D. J. Covington

Personal information
- Born: August 5, 1991 (age 34) Virginia Beach, Virginia, U.S.
- Listed height: 6 ft 9 in (2.06 m)
- Listed weight: 235 lb (107 kg)

Career information
- High school: Norfolk Academy (Norfolk, Virginia)
- College: VMI (2010–2014)
- NBA draft: 2014: undrafted
- Playing career: 2014–2016
- Position: Power forward / center

Career history
- 2014: Basic-Fit Brussels
- 2015: Alaska Aces
- 2015: Nea Kifissia
- 2015–2016: Phoenix Hagen

Career highlights
- First-team All-Big South (2014); 2× Big South Defensive Player of the Year (2013, 2014); Big South Freshman of the Year (2011);

= D. J. Covington =

American basketball player

Darius Jamar "D. J." Covington (born August 5, 1991) is an American former professional basketball player. He finished his collegiate career with the VMI Keydets basketball team, also finishing as the NCAA's 24th leading scorer in his senior year and won the Big South's Defensive Player of the Year in 2013 and 2014.

==High school career==
Covington attended Norfolk Academy from 2006 to 2010. In his junior season, he averaged 15 points, 9 rebounds and 2 blocks per game. He followed that up in his senior year with 18 points, 11 rebounds and 3 blocks per game. Covington was named to the first-team All-Tidewater Conference Independent Schools as well as All-Virginia Prep League three times. He also played on the school's football team at wide receiver.

==College career==
Covington made an impression in his freshman year for VMI in 2010–11, averaging 9.1 points and 5.3 rebounds per game, as well as 57 shot blocks en route to a Big South Freshman of the Year award. He was also dubbed the top Division I freshman in the state of Virginia.

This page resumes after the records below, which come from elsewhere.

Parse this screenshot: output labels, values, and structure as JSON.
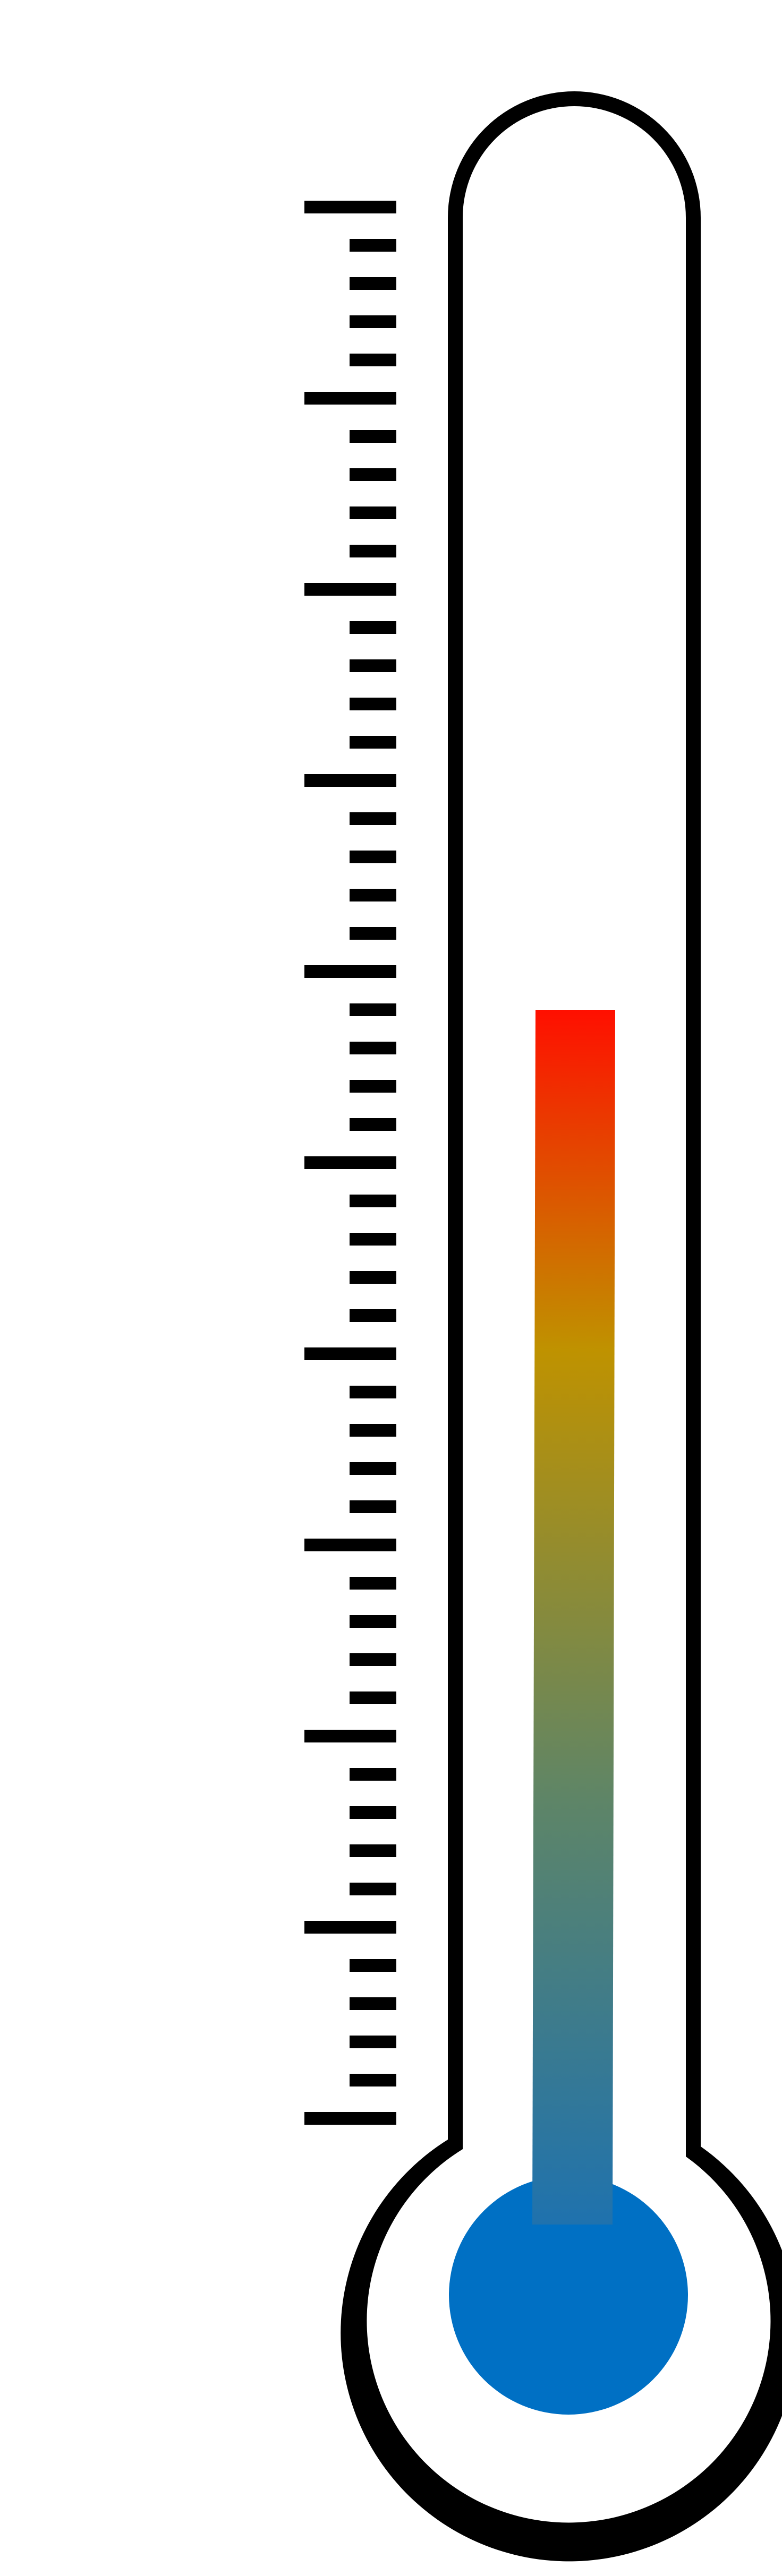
{
  "thermometer": {
    "fill_level": 0.58,
    "major_ticks": 10,
    "minor_ticks_per_major": 4,
    "colors": {
      "outline": "#000000",
      "tube_background": "#ffffff",
      "bulb_fill": "#0070c4",
      "gradient_bottom": "#1f72ae",
      "gradient_mid_low": "#5e8567",
      "gradient_mid": "#bf9200",
      "gradient_top": "#ff0f00"
    }
  }
}
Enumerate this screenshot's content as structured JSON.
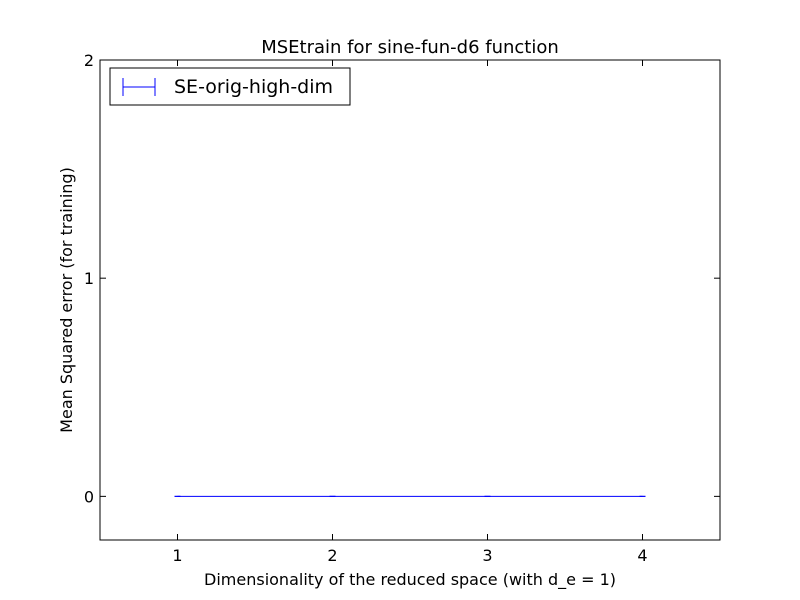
{
  "chart_data": {
    "type": "line",
    "title": "MSEtrain for sine-fun-d6 function",
    "xlabel": "Dimensionality of the reduced space (with d_e = 1)",
    "ylabel": "Mean Squared error (for training)",
    "xlim": [
      0.5,
      4.5
    ],
    "ylim": [
      -0.2,
      2
    ],
    "xticks": [
      1,
      2,
      3,
      4
    ],
    "xtick_labels": [
      "1",
      "2",
      "3",
      "4"
    ],
    "yticks": [
      0,
      1,
      2
    ],
    "ytick_labels": [
      "0",
      "1",
      "2"
    ],
    "grid": false,
    "legend_position": "top-left",
    "error_bars": true,
    "series": [
      {
        "name": "SE-orig-high-dim",
        "color": "#0000ff",
        "x": [
          1,
          2,
          3,
          4
        ],
        "y": [
          0,
          0,
          0,
          0
        ],
        "yerr": [
          0,
          0,
          0,
          0
        ]
      }
    ]
  }
}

Covington struggled in his sophomore campaign, playing in only 24 of the Keydets' 33 as he was hampered with a back injury. Covington managed to heat up towards the end of the year, shooting 68% from the field in the conference tournament. He ended up averaging only 5 points and 2.7 rebounds per game, which were both career lows. Covington was much improved his junior season, and his 7.2 rebounds and 3.0 blocks per game helped him earn his first Big South Defensive Player of the Year award. He was also effective on the offensive end, scoring 15 points per game, and his 56% shooting percentage led the conference.

Covington continued his upward trend in his senior year. He averaged 20.1 points per game, good for 24th in the country, and pulled down 9.3 rebounds. He shot 59% from the floor and improved his free throw shooting as well, shooting 70% from the line. His 106 blocks gave him a career 272 rejections, which became a VMI career record. Covington beat out D. J. Cunningham of UNC Asheville by two points to earn his second straight Defensive Player of the Year award.

==Professional career==

===2014–15 season===
On May 19, 2014, Covington signed with Basic-Fit Brussels for the 2014–15 Scooore League season. In December 2014, he parted ways with Brussels after appearing in eight games. On January 17, 2015, he signed with the Alaska Aces of the Philippine Basketball Association. However, he last just four games with Alaska before being replaced in the line-up by Damion James on February 18. Nine days later, he signed with Nea Kifissia for the rest of the 2014–15 Greek Basket League season.

===2015–16 season===
On July 22, 2015, Covington signed with Phoenix Hagen of Germany for the 2015–16 season.